You can’t help but be impressed by the moves Kelly busts out with, but also by the way he delivers his content without missing a beat. Much of the content is live, so if Kelly mispronounces a word he quickly corrects himself with grace, without missing a beat. At one point Kelly mentions the Russian ballet impresario Sergei Diaghilev (1872 – 1929) and you know this guy knows whereof he speaks.
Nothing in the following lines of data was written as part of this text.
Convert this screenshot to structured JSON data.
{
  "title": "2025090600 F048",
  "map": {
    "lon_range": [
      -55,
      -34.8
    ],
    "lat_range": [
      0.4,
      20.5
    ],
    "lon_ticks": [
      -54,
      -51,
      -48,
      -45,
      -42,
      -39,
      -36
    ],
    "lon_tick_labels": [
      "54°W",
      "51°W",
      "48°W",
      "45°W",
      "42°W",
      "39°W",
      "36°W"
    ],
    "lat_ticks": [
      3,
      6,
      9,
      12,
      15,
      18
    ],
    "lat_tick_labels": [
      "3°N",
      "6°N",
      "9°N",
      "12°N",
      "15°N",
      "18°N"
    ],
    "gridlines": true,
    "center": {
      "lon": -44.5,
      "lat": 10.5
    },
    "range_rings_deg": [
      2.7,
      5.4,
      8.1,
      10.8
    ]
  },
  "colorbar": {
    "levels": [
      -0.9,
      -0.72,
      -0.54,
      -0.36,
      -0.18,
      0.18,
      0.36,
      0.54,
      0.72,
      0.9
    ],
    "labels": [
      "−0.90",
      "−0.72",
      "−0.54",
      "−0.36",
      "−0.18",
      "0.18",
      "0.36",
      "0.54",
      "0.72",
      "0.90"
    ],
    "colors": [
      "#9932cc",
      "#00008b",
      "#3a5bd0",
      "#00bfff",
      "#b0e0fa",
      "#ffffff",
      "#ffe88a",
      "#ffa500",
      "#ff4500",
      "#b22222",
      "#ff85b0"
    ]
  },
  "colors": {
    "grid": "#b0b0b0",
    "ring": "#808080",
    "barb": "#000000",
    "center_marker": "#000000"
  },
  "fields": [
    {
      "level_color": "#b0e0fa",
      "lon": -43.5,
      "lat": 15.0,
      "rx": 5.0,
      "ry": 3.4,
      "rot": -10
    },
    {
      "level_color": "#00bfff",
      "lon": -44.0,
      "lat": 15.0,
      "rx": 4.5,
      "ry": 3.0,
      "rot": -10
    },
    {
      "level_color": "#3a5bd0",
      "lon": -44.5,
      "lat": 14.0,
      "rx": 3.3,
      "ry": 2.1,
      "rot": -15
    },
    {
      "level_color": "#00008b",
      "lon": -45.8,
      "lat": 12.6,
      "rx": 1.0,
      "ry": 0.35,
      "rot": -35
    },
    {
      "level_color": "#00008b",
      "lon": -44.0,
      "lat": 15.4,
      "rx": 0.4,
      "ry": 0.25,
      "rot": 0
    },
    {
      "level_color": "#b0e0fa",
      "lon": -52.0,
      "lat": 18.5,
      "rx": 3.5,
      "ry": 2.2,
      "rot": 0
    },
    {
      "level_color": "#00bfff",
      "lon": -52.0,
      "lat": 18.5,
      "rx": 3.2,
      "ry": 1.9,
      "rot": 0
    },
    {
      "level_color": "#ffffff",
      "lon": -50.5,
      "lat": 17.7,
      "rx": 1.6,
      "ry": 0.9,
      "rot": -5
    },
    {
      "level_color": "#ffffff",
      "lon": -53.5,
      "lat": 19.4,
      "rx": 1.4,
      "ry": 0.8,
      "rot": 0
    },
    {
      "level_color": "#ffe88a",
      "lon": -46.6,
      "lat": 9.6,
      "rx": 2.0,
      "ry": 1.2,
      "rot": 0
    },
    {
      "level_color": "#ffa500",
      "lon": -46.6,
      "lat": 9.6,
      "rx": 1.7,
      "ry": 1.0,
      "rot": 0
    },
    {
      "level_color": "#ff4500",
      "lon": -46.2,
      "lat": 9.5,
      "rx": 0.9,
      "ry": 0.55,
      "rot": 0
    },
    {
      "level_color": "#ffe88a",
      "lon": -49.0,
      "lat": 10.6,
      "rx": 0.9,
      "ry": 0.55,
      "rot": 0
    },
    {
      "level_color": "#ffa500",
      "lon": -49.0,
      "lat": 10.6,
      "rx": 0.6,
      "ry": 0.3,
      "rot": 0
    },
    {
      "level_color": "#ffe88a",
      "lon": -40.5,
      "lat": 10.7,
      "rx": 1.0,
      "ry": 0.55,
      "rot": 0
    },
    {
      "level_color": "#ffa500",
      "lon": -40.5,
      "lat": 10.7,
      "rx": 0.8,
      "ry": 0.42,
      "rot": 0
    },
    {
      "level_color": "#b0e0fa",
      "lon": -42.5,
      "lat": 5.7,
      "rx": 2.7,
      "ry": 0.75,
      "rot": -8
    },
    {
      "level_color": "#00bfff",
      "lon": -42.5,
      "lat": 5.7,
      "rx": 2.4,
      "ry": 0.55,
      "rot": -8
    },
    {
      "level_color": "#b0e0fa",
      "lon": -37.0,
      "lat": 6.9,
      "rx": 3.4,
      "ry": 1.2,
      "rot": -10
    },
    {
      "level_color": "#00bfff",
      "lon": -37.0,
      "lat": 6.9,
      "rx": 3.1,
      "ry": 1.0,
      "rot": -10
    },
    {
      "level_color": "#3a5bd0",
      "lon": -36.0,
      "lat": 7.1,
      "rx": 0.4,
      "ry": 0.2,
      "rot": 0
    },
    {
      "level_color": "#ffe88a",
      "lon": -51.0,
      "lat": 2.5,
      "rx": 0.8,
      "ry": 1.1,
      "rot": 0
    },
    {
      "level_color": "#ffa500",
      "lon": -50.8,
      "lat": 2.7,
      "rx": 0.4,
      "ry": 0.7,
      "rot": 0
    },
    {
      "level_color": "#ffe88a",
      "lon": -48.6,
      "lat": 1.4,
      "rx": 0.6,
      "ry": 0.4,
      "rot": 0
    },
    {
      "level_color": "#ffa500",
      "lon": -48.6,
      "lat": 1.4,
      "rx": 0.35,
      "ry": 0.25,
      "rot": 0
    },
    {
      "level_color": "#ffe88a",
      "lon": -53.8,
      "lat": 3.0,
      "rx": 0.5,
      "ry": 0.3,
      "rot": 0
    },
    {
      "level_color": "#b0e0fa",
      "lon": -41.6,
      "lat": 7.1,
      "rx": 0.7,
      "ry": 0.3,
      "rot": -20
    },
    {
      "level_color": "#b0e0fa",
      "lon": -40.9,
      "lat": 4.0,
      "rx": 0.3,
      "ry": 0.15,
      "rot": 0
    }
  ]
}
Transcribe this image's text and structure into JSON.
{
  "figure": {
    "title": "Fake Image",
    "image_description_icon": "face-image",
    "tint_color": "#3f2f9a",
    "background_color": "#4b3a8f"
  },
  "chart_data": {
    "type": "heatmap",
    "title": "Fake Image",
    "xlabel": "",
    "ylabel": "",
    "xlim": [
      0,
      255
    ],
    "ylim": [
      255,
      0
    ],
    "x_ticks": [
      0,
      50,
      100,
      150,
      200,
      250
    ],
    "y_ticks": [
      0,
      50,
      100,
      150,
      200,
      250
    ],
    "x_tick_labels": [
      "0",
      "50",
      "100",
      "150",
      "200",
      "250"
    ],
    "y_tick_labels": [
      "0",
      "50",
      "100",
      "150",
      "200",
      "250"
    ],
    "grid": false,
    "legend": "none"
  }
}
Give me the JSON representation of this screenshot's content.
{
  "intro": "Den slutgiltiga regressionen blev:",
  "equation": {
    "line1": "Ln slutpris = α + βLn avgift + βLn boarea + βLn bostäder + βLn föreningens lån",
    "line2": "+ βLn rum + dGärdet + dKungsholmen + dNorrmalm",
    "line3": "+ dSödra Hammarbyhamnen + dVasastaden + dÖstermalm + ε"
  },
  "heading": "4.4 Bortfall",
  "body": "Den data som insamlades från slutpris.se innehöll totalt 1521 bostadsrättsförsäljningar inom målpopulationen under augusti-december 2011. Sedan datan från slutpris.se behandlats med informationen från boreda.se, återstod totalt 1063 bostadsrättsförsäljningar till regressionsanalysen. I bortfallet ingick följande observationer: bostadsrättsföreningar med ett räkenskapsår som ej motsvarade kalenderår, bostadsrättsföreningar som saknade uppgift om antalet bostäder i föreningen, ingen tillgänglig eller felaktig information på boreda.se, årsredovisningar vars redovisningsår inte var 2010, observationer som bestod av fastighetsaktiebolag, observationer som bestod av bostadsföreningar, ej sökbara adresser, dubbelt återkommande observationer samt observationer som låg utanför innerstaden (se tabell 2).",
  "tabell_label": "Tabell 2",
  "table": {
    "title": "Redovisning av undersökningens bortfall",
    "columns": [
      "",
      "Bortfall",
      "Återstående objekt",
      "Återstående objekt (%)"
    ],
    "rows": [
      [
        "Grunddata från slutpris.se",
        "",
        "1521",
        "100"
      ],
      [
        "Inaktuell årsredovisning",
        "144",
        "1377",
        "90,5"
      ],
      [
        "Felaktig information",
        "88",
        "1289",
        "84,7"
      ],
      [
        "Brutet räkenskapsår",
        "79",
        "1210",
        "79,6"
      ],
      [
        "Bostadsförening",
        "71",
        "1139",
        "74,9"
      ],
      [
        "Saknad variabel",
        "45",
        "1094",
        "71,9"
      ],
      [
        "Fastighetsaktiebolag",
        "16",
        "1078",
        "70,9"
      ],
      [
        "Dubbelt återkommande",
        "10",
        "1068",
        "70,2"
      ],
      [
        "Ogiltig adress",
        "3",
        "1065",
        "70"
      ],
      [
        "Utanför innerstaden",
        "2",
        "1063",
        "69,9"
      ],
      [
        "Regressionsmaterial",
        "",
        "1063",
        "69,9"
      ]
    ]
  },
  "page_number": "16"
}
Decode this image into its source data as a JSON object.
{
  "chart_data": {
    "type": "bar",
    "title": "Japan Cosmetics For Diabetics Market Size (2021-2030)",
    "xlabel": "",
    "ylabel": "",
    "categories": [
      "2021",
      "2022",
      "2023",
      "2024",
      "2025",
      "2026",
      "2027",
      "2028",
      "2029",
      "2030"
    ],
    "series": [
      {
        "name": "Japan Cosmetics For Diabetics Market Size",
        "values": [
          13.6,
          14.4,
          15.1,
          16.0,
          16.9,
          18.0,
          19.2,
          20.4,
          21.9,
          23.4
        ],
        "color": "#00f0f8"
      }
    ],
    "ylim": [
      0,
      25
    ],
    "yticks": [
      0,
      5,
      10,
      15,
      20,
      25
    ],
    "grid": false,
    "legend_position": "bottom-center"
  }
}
The kicker to this episode from December 21, 1958 is that in addition to demonstrating how dance is a man’s world as much as it is a woman’s, Kelly also illustrates the similarities of athletic endeavors with dance movement. To hammer home the images Kelly enlists then-current sports figures like Mickey Mantle (New York Yankees), Bob Cousy (basketball), Olympic skater Dick Button, quarterback Johnny Unitas, and even middleweight champion Sugar Ray Robinson to contrast and compare. Mantle does a slide and Kelly does same with extended arm movements effectively turning the moment into something special derived from motion. Kelly and Sugar Ray do a dance duo that will literally blow you away.
The restoration has some light defects (like horizontal roll, and occasional scratches). Nowadays everything is stored digitally. (Who knows how long that will last?) Back then programs of this stature were just the norm of the day, and little thought was given to their place in broadcast history.